Did you know that you must take off your false teeth if you are getting a surgery? Well, if you didn’t, now you do.
According to a report by The Star Online
, a 72-year-old man's dentures got stuck in his throat during a surgery to remove a harmless lump in his abdominal wall, and that was the start of the poor man's ordeal.
The unnamed elderly man reportedly went through so much pain due to the mistake as the dentures weren’t discovered for eight days
The elderly man's case was highlighted in a weekly peer-reviewed medical journal called The BMJ, and according to the journal, the man turned up at the emergency department complaining of blood in the mouth, swallowing difficulties and pain six days after the surgery.
He was given mouthwash, antibiotics and steroid as doctors initially thought he was suffering from a respiratory infection.
Two days later, he returned to the hospital, complaining of not being able to swallow any of the prescribed medicine.
He was then admitted to the hospital with a suspected aspiration pneumonia and a diagnostic procedure found the dentures lodged in his vocal cords.
The man later revealed to the doctors that he had lost his dentures, which consisted of a metal roof plate and three false teeth, during his stay at the hospital.
After having surgery to remove the dentures, he was discharged six days later. However, that's not the end of the poor man's story though.
He had to return to the hospital a few days later as he was suffering from some bleeding. As further tests revealed the bleeding had stopped, he was sent home, only to reappear 10 days later with the same problem after which he was admitted and discharged...again!
Six days later, he returned because of further bleeding. Tests revealed that he had internal wound tissue, which was cauterised to prevent further bleeding. Because he had lost so much blood, he also required a blood transfusion.
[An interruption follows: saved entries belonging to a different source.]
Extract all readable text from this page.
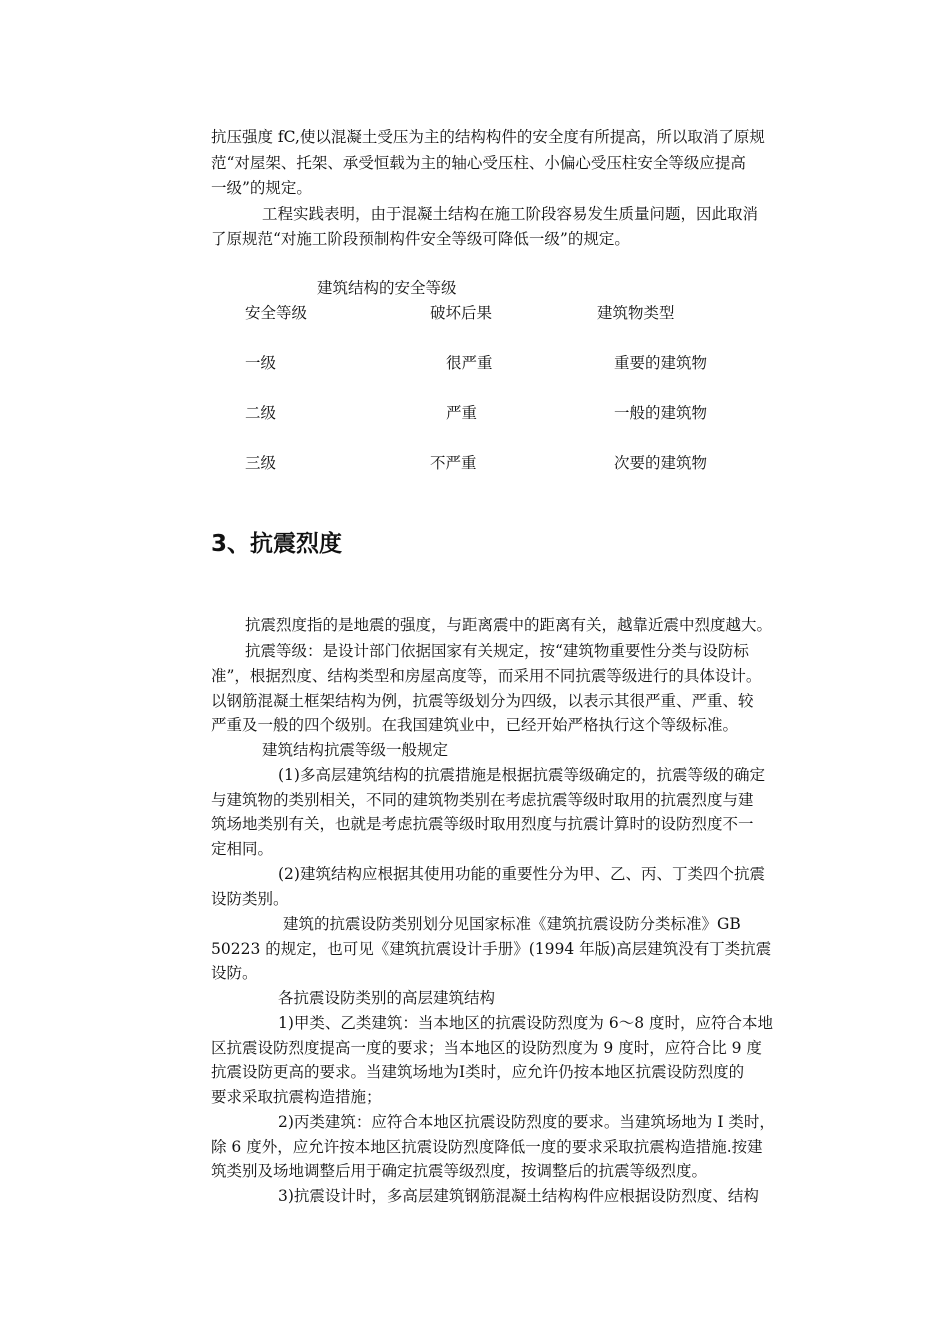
抗压强度 fC,使以混凝土受压为主的结构构件的安全度有所提高，所以取消了原规
范“对屋架、托架、承受恒载为主的轴心受压柱、小偏心受压柱安全等级应提高
一级”的规定。
工程实践表明，由于混凝土结构在施工阶段容易发生质量问题，因此取消
了原规范“对施工阶段预制构件安全等级可降低一级”的规定。
建筑结构的安全等级
安全等级	破坏后果	建筑物类型
一级	很严重	重要的建筑物
二级	严重	一般的建筑物
三级	不严重	次要的建筑物
3、抗震烈度
抗震烈度指的是地震的强度，与距离震中的距离有关，越靠近震中烈度越大。
抗震等级：是设计部门依据国家有关规定，按“建筑物重要性分类与设防标
准”，根据烈度、结构类型和房屋高度等，而采用不同抗震等级进行的具体设计。
以钢筋混凝土框架结构为例，抗震等级划分为四级，以表示其很严重、严重、较
严重及一般的四个级别。在我国建筑业中，已经开始严格执行这个等级标准。
建筑结构抗震等级一般规定
(1)多高层建筑结构的抗震措施是根据抗震等级确定的，抗震等级的确定
与建筑物的类别相关，不同的建筑物类别在考虑抗震等级时取用的抗震烈度与建
筑场地类别有关，也就是考虑抗震等级时取用烈度与抗震计算时的设防烈度不一
定相同。
(2)建筑结构应根据其使用功能的重要性分为甲、乙、丙、丁类四个抗震
设防类别。
建筑的抗震设防类别划分见国家标准《建筑抗震设防分类标准》GB
50223 的规定，也可见《建筑抗震设计手册》(1994 年版)高层建筑没有丁类抗震
设防。
各抗震设防类别的高层建筑结构
1)甲类、乙类建筑：当本地区的抗震设防烈度为 6～8 度时，应符合本地
区抗震设防烈度提高一度的要求；当本地区的设防烈度为 9 度时，应符合比 9 度
抗震设防更高的要求。当建筑场地为Ⅰ类时，应允许仍按本地区抗震设防烈度的
要求采取抗震构造措施；
2)丙类建筑：应符合本地区抗震设防烈度的要求。当建筑场地为 I 类时，
除 6 度外，应允许按本地区抗震设防烈度降低一度的要求采取抗震构造措施.按建
筑类别及场地调整后用于确定抗震等级烈度，按调整后的抗震等级烈度。
3)抗震设计时，多高层建筑钢筋混凝土结构构件应根据设防烈度、结构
He was discharged after two days in the hospital, but nine days later, the man returned (again!) with more bleeding, which required emergency surgery as the source of the bleed was a torn artery in the wound.
A check-up a week after this procedure showed that the tissue was healing well, and six weeks later he had not needed further emergency care and his blood count was back to normal.
Even we feel exhausted reading about the man's ordeal. We hope the poor man's all OK now.
And let this be a reminder for you guys to always remove your false teeth when you're about to undergo a surgery.